3 Areas to Focus On To Successfully Launch New Product or Service

Portfolio vitality is required if a company is going to ensure future performance and survival. This is achieved through the continual launch of new products and services to the customer. Some organization are referring to a combination of products and services as solutions or offerings. I will use all of these terms interchangeably in this post.

As someone whose domain expertise lies between the idea and launch of a new product, I am frequently asked what the most important things to do when attempting to increase portfolio vitality. There are three areas that organizations of any size need to consider: the new product must fix a pain point, it must be repeatedly available on demand & you must be able tell and deliver it to the customer. Project teams are crucial to addressing these areas. Each area needs a representative on the team. That representative is responsible for their area being successfully done.
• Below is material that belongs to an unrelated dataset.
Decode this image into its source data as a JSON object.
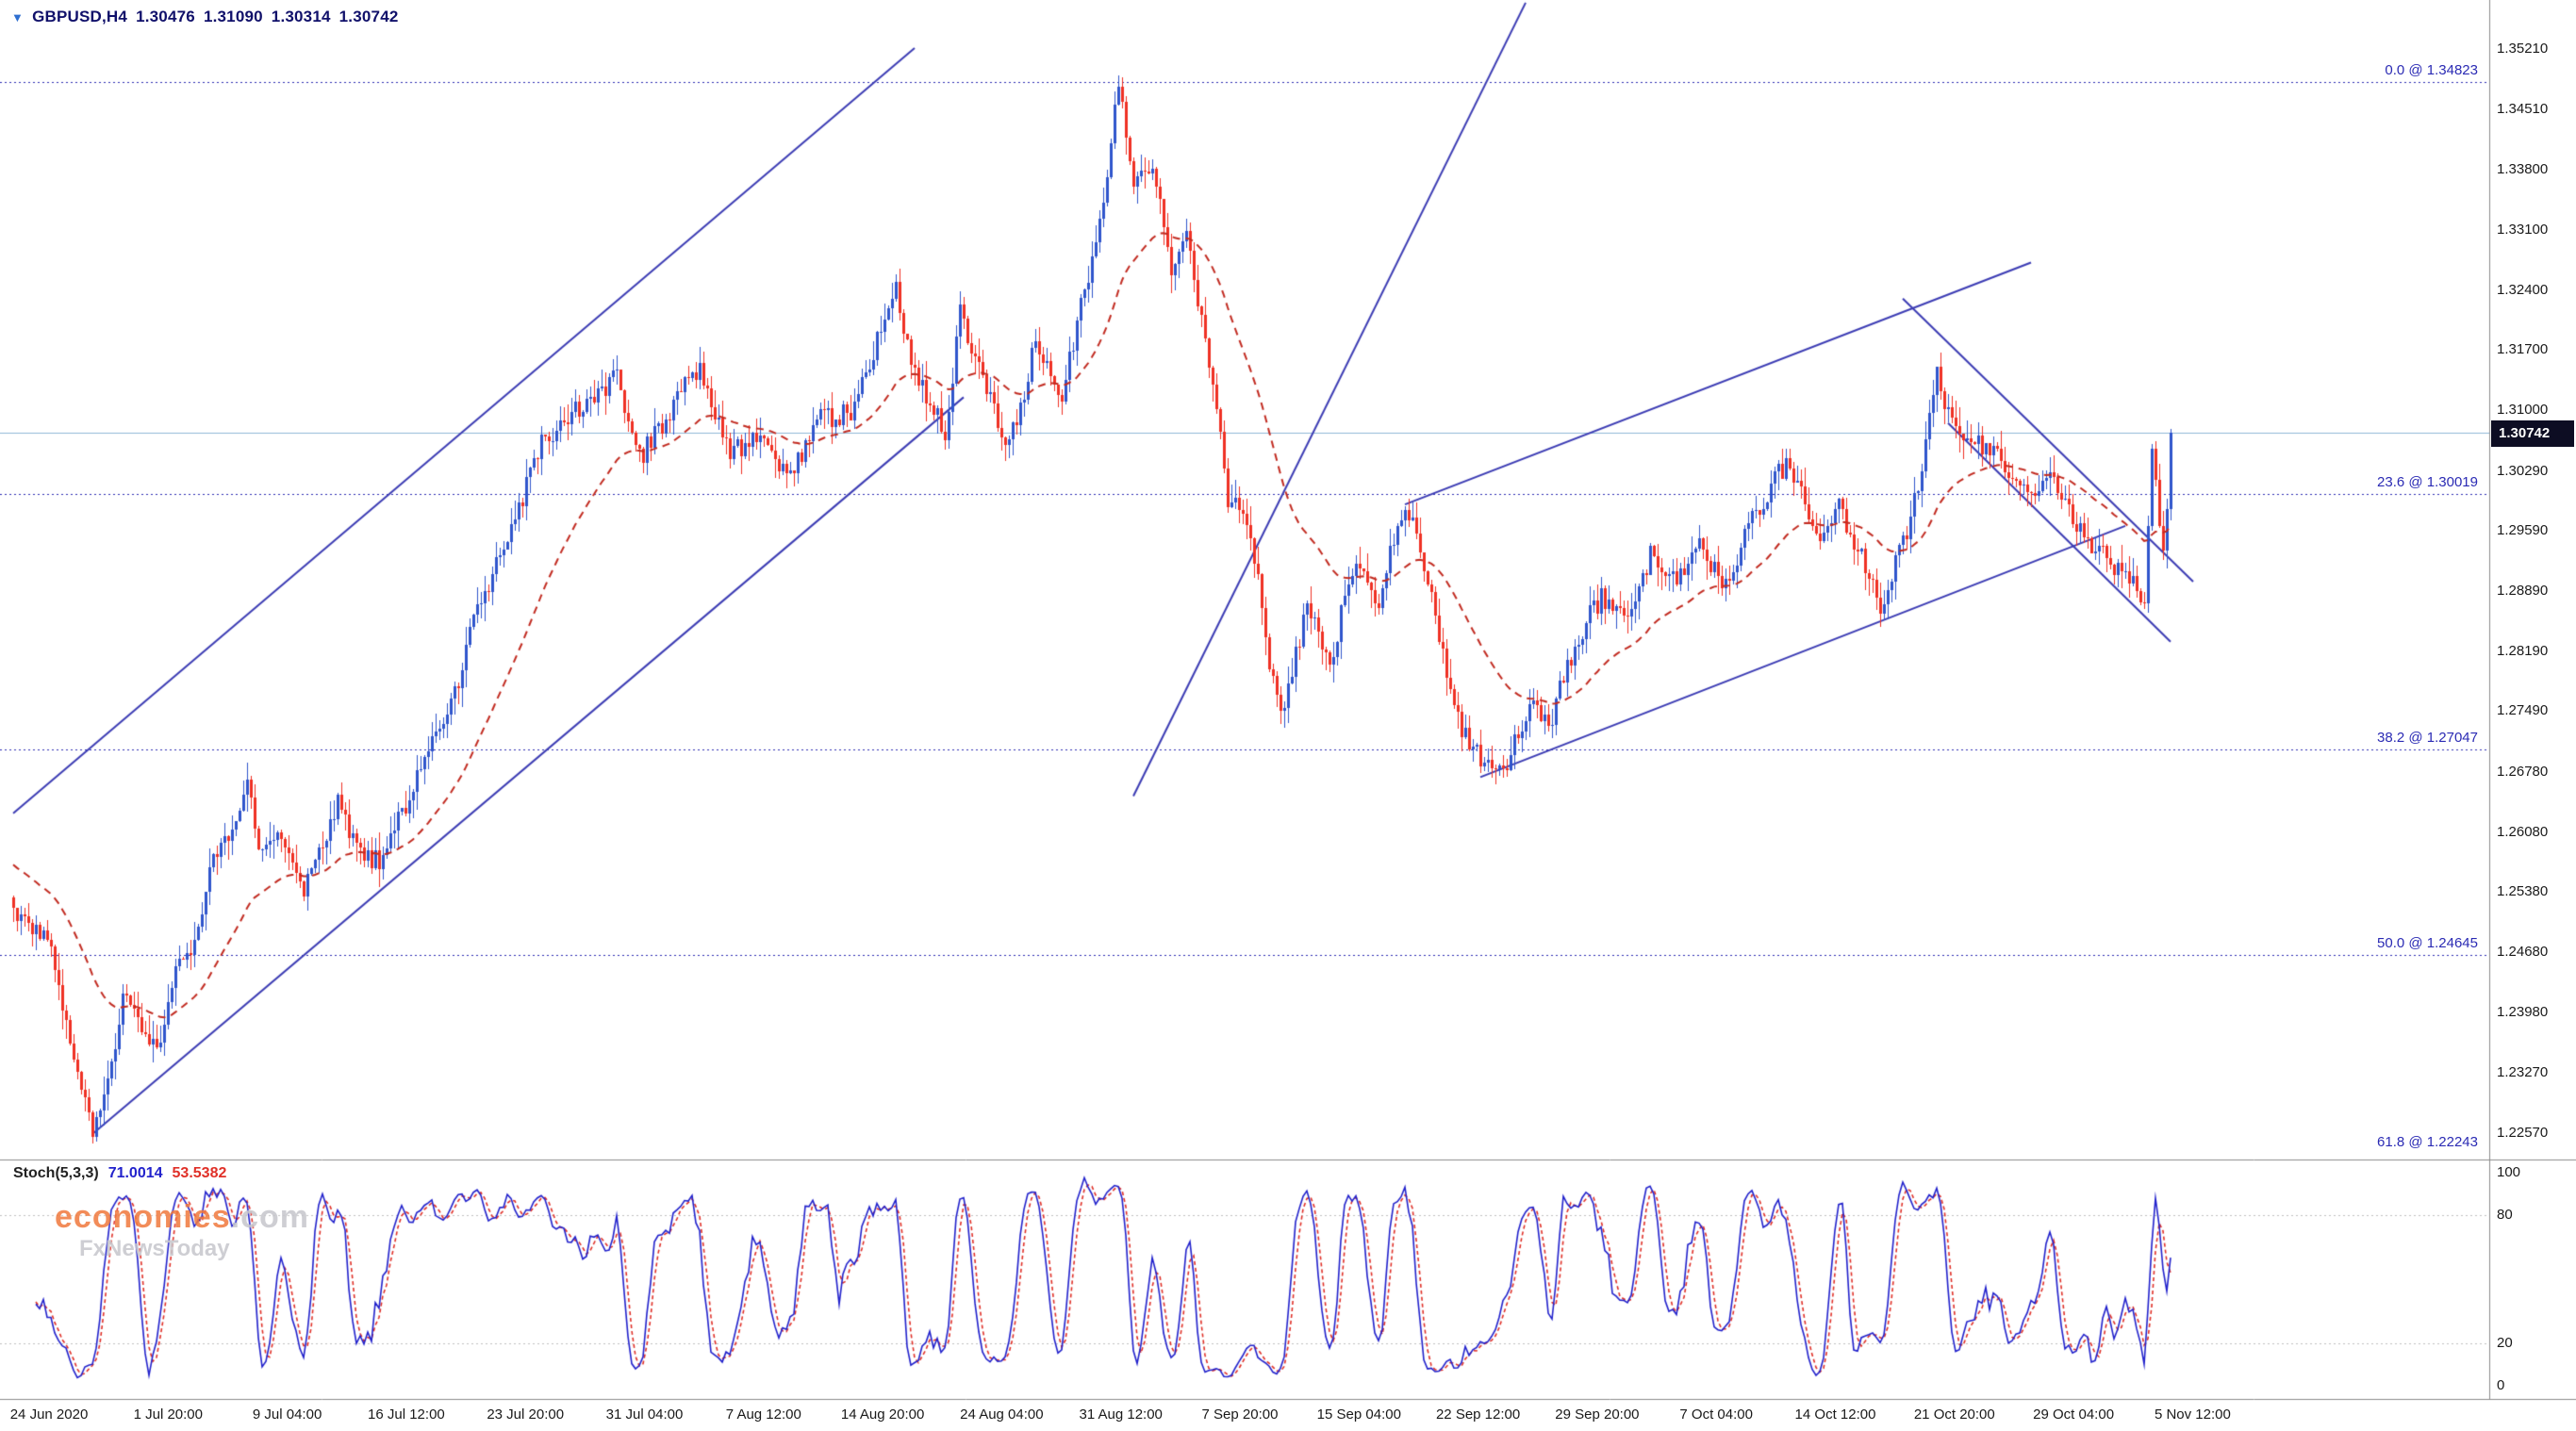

The first is fixing a pain point. This requires a deep understanding of what the end customer actually needs. Without giving the customer a differentiated product from what already exists, there is no reason for them to switch. Launching something to the market just because it does something cool doesn’t ensure success. In fact, the biggest mistake in new product development is creating something nobody wants

Take a look at Apple Watch. It hasn’t enjoyed widespread adoption, even after two years and two generations of being in the market. A small percentage of people own one. Why? The price is high, the capabilities are mediocre and it requires a paired iPhone. Apple had its chance but lost out with the proliferation of smart fitness trackers that more closely provided what customers wanted. In order to win, you have to address a pain point.

Understanding the pain points is just the beginning. You have to have a development team that can translate those needs into a workable form. This usually starts with a design that leads to a prototype. It needs to be rigorously tested and then a finalized design completed for launch. The final product is ultimately what must fix the pain point(s). The design inevitably gets watered down with trade-off related to cost, technology readiness, and other areas. Don’t lose the focus on fixing pain points when getting to the final design.

It’s not enough to have a final service ready, the second area for a successful launch is needed. An organization must be able to repeatedly provide that service to the customer. Customers are not very forgiving when they go to purchase your service and it isn’t available. Only in rare cases the customer will be patient. Depending on the ratio of the value added to the wait required, the customer will likely move to a competitor. Your organization must be able to provide your services at the rate of customer demand.

Each unit provided should be defect free, matching the design intent. Two popular methodologies for repeatedly providing defect-free are lean and six sigma. Lean is the industry best practice for establishing waste-free operations, minimizing cost of production. Six sigma focuses on reducing variation to the lowest possible level. A disciplined approach using these principles will ensure the organization meets repeatable provision to the customer.

The last area is that the new offering must get to the customer. This includes the trigger and delivery. Proper advertising and fulfillment after an “order” is placed leads to strong revenue and growth. The better presentation to the intended customer, the more demand will be. The shorter the wait, the happier the customer will be. Marketing in the social media age has its own rules now and the shift in retail due to the Amazon effect has reset the playing field. Companies must keep up with what the leaders in their market are doing.

Each of these areas are critical to launching a new solution to the market. Get one right, you have one right. That doesn’t mean you’ll win. You need more than a great offering. You need all three for a successful launch: fix those pain points, make it available when ordered and be able to get it to the customer. That will win and that will lead to portfolio vitality and the future success of your firm.